By: Colin Combs
Last Friday, economics professor Tyler Cowen wrote in the New York Times that “the lack of major wars may be hurting economic growth". This isn’t the usual Keynesian argument of how war supposedly helps the economy by “boosting spending”, as if the problems of the economy come from consumers not aligning to the production plans of the producers rather than the other way. No, instead Cowen’s argument is that:
“…the very possibility of war focuses the attention of governments on getting some basic decisions right — whether investing in science or simply liberalizing the economy… Fundamental innovations such as nuclear power, the computer and the modern aircraft were all pushed along by an American government eager to defeat the Axis powers or, later, to win the Cold War… War brings urgency those governments otherwise fail to summon.”
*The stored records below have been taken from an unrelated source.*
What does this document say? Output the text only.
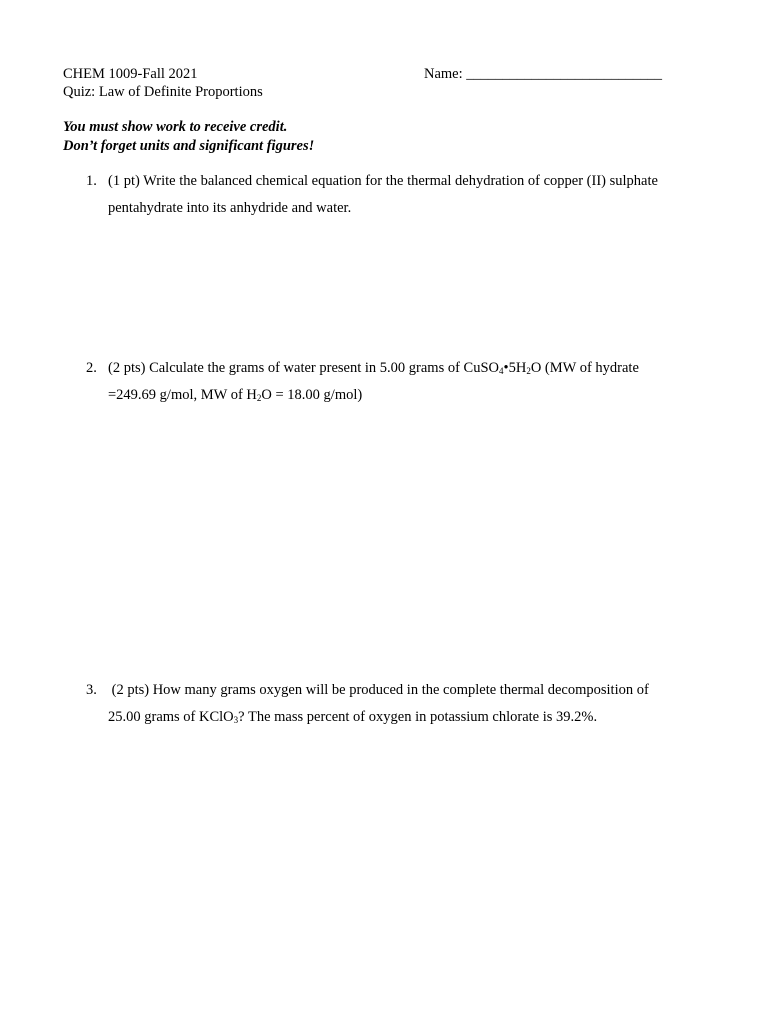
CHEM 1009-Fall 2021	Name: ___________________________
Quiz: Law of Definite Proportions
You must show work to receive credit.
Don’t forget units and significant figures!
1. (1 pt) Write the balanced chemical equation for the thermal dehydration of copper (II) sulphate
pentahydrate into its anhydride and water.
2. (2 pts) Calculate the grams of water present in 5.00 grams of $CuSO_4•5H_2O$ (MW of hydrate
=249.69 g/mol, MW of $H_2O = 18.00$ g/mol)
3. (2 pts) How many grams oxygen will be produced in the complete thermal decomposition of
25.00 grams of KClO$_3$? The mass percent of oxygen in potassium chlorate is 39.2%.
Thus Cowen concludes that the true key to innovation is not entrepreneurship or savings, but an ever-present fear of imminent death. While we may indeed concede that the government might actually be talented at imposing such a regime of terror, calling this “economic growth” in any sense of the term is both ridiculous and repugnant. And indeed Cowen does backpedal a bit from such a stance, saying that “a largely peaceful world with 2 percent G.D.P. growth has some big advantages that you don’t get with 4 percent growth and many more war deaths.” Even this position grants too much to the supposed blessings of destruction though.
True economic growth isn’t higher GDP numbers, but in how well the economy serves the consumers. War, by devoting resources towards the production of weapons and research into nuclear warheads, must necessarily draw these resources away from other lines of production and research that otherwise would be used to satisfy the needs and wants of consumers. War thus turns production away from the creation of useful things, and instead makes people waste resources simply trying to get back to the same position of safety they were at before. One might as well try to claim that the economy benefits from vandals breaking someone’s window to help “spur innovation in window technology”.
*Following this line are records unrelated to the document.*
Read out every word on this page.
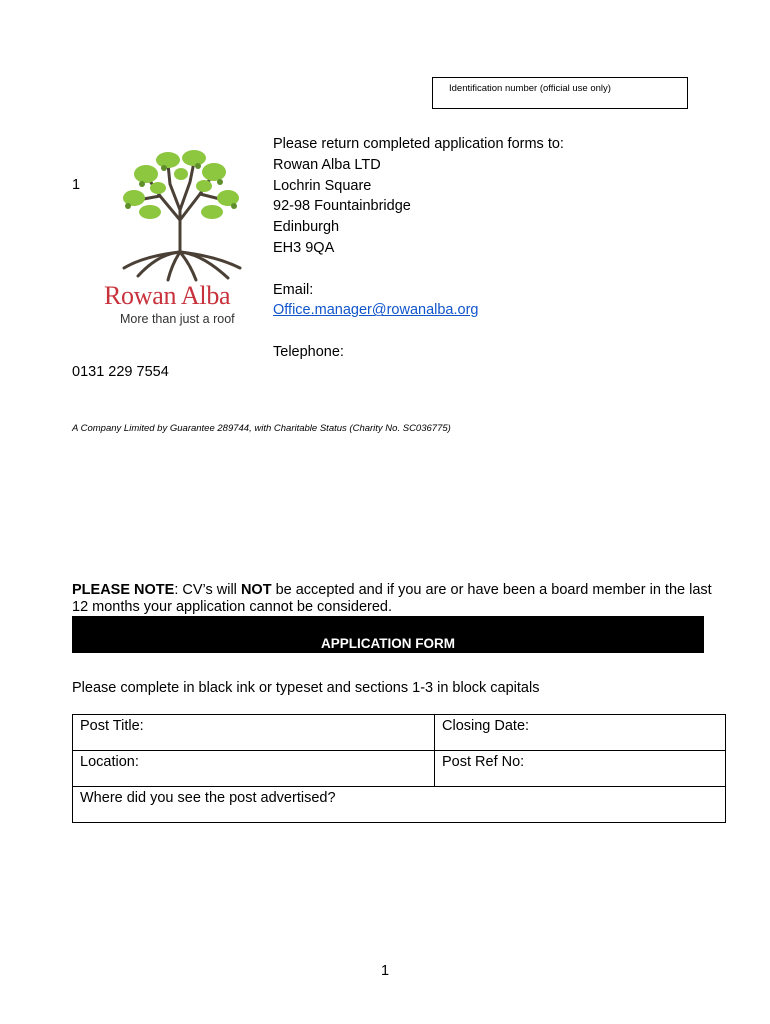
Identification number (official use only)
1
Rowan Alba
More than just a roof
Please return completed application forms to:
Rowan Alba LTD
Lochrin Square
92-98 Fountainbridge
Edinburgh
EH3 9QA
Email:
Office.manager@rowanalba.org
Telephone:
0131 229 7554
A Company Limited by Guarantee 289744, with Charitable Status (Charity No. SC036775)
PLEASE NOTE: CV’s will NOT be accepted and if you are or have been a board member in the last 12 months your application cannot be considered.
APPLICATION FORM
Please complete in black ink or typeset and sections 1-3 in block capitals
Post Title:	Closing Date:
Location:	Post Ref No:
Where did you see the post advertised?	
1
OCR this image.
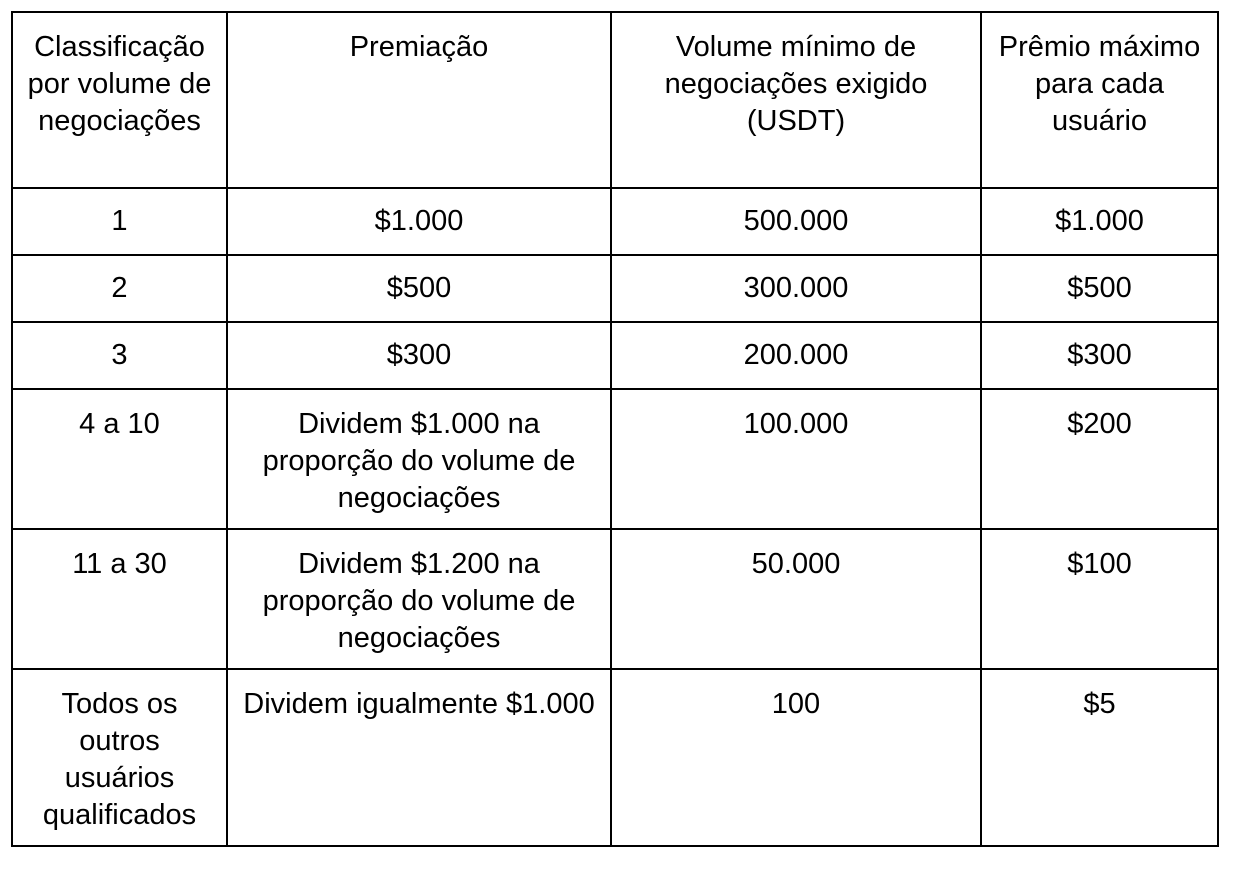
Classificação por volume de negociações	Premiação	Volume mínimo de negociações exigido (USDT)	Prêmio máximo para cada usuário
1	$1.000	500.000	$1.000
2	$500	300.000	$500
3	$300	200.000	$300
4 a 10	Dividem $1.000 na proporção do volume de negociações	100.000	$200
11 a 30	Dividem $1.200 na proporção do volume de negociações	50.000	$100
Todos os outros usuários qualificados	Dividem igualmente $1.000	100	$5
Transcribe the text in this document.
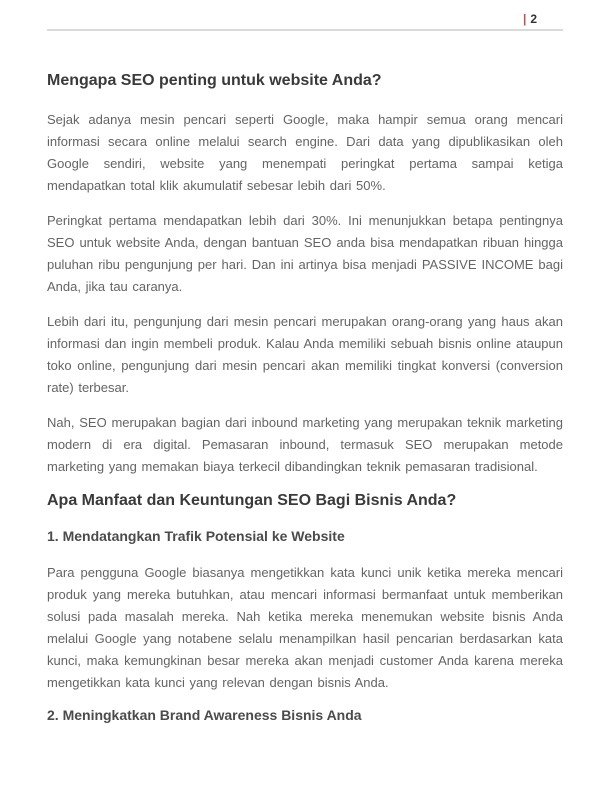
| 2
Mengapa SEO penting untuk website Anda?

Sejak adanya mesin pencari seperti Google, maka hampir semua orang mencari informasi secara online melalui search engine. Dari data yang dipublikasikan oleh Google sendiri, website yang menempati peringkat pertama sampai ketiga mendapatkan total klik akumulatif sebesar lebih dari 50%.

Peringkat pertama mendapatkan lebih dari 30%. Ini menunjukkan betapa pentingnya SEO untuk website Anda, dengan bantuan SEO anda bisa mendapatkan ribuan hingga puluhan ribu pengunjung per hari. Dan ini artinya bisa menjadi PASSIVE INCOME bagi Anda, jika tau caranya.

Lebih dari itu, pengunjung dari mesin pencari merupakan orang-orang yang haus akan informasi dan ingin membeli produk. Kalau Anda memiliki sebuah bisnis online ataupun toko online, pengunjung dari mesin pencari akan memiliki tingkat konversi (conversion rate) terbesar.

Nah, SEO merupakan bagian dari inbound marketing yang merupakan teknik marketing modern di era digital. Pemasaran inbound, termasuk SEO merupakan metode marketing yang memakan biaya terkecil dibandingkan teknik pemasaran tradisional.

Apa Manfaat dan Keuntungan SEO Bagi Bisnis Anda?
1. Mendatangkan Trafik Potensial ke Website

Para pengguna Google biasanya mengetikkan kata kunci unik ketika mereka mencari produk yang mereka butuhkan, atau mencari informasi bermanfaat untuk memberikan solusi pada masalah mereka. Nah ketika mereka menemukan website bisnis Anda melalui Google yang notabene selalu menampilkan hasil pencarian berdasarkan kata kunci, maka kemungkinan besar mereka akan menjadi customer Anda karena mereka mengetikkan kata kunci yang relevan dengan bisnis Anda.

2. Meningkatkan Brand Awareness Bisnis Anda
The thing about innovation is that people don’t know what it will be, or even if they want or need it, before inventors, entrepreneurs, investors, and workers bring the product to the market. That’s why it’s called an innovation. The important thing is having a system that can let us tell which innovations improve our standards of living and which innovations take away from more important things. The free market does this by entrepreneurs continually being subjected to the continual test of the profit and loss. And people are constantly trying to innovate on the market so that they can make more and more money. War does not lead to greater innovation; it only changes the focus of said innovation from ways of improving their lives to ways of more efficiently killing our enemies.